Missional Leadership 3 -- Cultivating Leadership
The Missional Leader: Equipping Your Church to Reach a Changing World , is being used to by the Holy Spirit to reshape and recast my grasp on the nature of pastoral leadership. I did a quick read through the book a week ago and now I am doing the slow, reflective read. It has been very fruitful -- not just in the sense that it is a good book with good ideas (it is that), but in that the Holy Spirit is using it to speak into my life.
The central metaphor the author's use to describe missional leadership is cultivating leadership. This kind of leadership cultivates the life of God in a community the way a farmer cultivates a field of corn. A cultivating leader models and teaches the practices and processes that aid a church in discerning the life and voice of the Holy Spirit and following him into God's future.
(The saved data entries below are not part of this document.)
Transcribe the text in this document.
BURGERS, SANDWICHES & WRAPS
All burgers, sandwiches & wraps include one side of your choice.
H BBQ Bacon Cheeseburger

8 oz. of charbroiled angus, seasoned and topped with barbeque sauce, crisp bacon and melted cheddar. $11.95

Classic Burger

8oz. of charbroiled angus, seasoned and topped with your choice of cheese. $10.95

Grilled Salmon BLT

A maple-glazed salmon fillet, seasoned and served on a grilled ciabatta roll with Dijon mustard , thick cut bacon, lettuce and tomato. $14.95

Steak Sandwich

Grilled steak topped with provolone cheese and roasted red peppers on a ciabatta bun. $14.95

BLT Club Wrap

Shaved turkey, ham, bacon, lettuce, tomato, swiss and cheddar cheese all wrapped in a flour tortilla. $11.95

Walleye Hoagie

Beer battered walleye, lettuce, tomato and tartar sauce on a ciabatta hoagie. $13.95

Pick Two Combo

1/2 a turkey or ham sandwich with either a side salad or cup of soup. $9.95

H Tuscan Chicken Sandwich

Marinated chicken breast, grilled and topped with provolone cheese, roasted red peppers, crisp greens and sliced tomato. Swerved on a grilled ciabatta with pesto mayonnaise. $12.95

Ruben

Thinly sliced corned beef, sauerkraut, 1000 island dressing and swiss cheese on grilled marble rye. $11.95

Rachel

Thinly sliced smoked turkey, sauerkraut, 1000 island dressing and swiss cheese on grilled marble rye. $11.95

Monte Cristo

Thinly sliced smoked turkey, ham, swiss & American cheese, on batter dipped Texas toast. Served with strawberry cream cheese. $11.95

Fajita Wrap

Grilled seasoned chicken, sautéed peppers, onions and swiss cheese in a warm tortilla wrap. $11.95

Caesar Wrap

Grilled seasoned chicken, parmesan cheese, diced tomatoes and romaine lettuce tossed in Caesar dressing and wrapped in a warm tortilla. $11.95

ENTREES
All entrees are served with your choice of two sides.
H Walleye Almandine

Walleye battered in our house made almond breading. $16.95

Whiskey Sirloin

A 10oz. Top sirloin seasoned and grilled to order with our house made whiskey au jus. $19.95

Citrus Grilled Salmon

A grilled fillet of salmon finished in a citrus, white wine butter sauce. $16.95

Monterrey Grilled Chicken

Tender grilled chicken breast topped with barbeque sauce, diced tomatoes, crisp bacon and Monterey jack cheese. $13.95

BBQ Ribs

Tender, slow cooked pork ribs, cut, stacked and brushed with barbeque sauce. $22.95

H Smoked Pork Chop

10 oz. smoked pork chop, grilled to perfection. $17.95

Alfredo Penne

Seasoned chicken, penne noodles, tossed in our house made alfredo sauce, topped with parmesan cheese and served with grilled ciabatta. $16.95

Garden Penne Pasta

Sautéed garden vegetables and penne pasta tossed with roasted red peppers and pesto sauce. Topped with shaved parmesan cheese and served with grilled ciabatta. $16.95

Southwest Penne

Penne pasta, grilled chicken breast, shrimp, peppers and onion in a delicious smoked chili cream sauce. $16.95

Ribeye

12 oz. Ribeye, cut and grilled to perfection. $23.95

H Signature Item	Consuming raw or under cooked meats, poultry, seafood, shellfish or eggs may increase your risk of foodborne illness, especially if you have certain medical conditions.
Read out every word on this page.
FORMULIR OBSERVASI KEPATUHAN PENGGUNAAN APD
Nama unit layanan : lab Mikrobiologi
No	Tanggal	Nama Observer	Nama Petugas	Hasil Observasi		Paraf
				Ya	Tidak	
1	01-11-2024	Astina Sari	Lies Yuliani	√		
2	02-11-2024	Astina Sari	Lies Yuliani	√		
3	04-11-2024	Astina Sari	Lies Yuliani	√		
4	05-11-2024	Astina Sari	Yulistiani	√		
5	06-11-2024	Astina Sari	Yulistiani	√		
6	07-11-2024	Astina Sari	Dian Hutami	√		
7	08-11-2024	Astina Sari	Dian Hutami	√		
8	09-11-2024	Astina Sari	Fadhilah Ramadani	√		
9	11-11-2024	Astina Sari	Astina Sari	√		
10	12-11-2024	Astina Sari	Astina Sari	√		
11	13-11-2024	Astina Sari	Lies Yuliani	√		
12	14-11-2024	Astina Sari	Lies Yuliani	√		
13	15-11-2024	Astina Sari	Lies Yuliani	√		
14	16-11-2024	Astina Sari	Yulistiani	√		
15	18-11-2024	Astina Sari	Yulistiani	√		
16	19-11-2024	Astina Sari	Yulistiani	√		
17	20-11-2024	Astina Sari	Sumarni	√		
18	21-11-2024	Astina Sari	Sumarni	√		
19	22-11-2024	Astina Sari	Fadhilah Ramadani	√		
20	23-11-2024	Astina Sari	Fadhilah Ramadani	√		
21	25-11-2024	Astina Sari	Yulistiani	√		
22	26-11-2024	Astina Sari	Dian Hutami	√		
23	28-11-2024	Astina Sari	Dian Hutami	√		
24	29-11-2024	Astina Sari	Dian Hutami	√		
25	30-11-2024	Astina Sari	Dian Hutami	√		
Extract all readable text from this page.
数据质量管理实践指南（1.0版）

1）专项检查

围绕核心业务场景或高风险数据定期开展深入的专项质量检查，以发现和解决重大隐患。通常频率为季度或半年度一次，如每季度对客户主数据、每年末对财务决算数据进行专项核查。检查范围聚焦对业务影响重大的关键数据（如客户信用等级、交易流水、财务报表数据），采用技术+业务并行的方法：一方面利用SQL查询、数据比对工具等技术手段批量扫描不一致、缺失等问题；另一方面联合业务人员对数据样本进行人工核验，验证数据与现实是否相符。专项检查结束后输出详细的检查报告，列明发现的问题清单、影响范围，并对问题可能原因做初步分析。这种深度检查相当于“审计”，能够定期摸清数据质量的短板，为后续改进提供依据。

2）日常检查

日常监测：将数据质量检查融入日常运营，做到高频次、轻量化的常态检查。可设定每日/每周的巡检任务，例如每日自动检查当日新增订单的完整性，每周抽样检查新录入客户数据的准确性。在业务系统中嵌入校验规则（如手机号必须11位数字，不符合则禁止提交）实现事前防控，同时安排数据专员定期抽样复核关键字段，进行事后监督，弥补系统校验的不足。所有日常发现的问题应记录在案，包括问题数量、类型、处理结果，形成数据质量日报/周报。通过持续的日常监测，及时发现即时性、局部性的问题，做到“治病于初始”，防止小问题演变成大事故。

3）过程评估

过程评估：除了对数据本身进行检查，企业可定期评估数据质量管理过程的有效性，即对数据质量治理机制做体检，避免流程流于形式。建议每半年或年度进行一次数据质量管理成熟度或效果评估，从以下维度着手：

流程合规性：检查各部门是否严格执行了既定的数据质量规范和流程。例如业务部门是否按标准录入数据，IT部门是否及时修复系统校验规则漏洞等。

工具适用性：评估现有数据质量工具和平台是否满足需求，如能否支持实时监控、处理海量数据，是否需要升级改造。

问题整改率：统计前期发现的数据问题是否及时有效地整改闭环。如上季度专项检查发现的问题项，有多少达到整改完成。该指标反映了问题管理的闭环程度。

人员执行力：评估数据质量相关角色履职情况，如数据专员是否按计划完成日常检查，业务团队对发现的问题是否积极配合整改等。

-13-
In contrast is the command and control leader. This isn't necessarily a high powered executive type leader. It is simply the model that says vision and formation of a community comes out of the mind and the heart of the pastor and then the congregation carries those two things out. The book does not deny that a pastor has a leadership role and authority under God. The point is that he exercises his leadership with the end of cultivating what God is doing in his people. Kingdom work and kingdom fruit are not in the hands of the pastor. The pastor simply labors in the field in conjunction with what God is doing with the field.
1 comment:
A good follow-up read is Breaking the Missional Code by Ed Stetzer and David Putman. It's written along the same lines as The Missional Leader. You'll have to navigate through a lot of typo's, though. The proof-reader wasn't very attentive.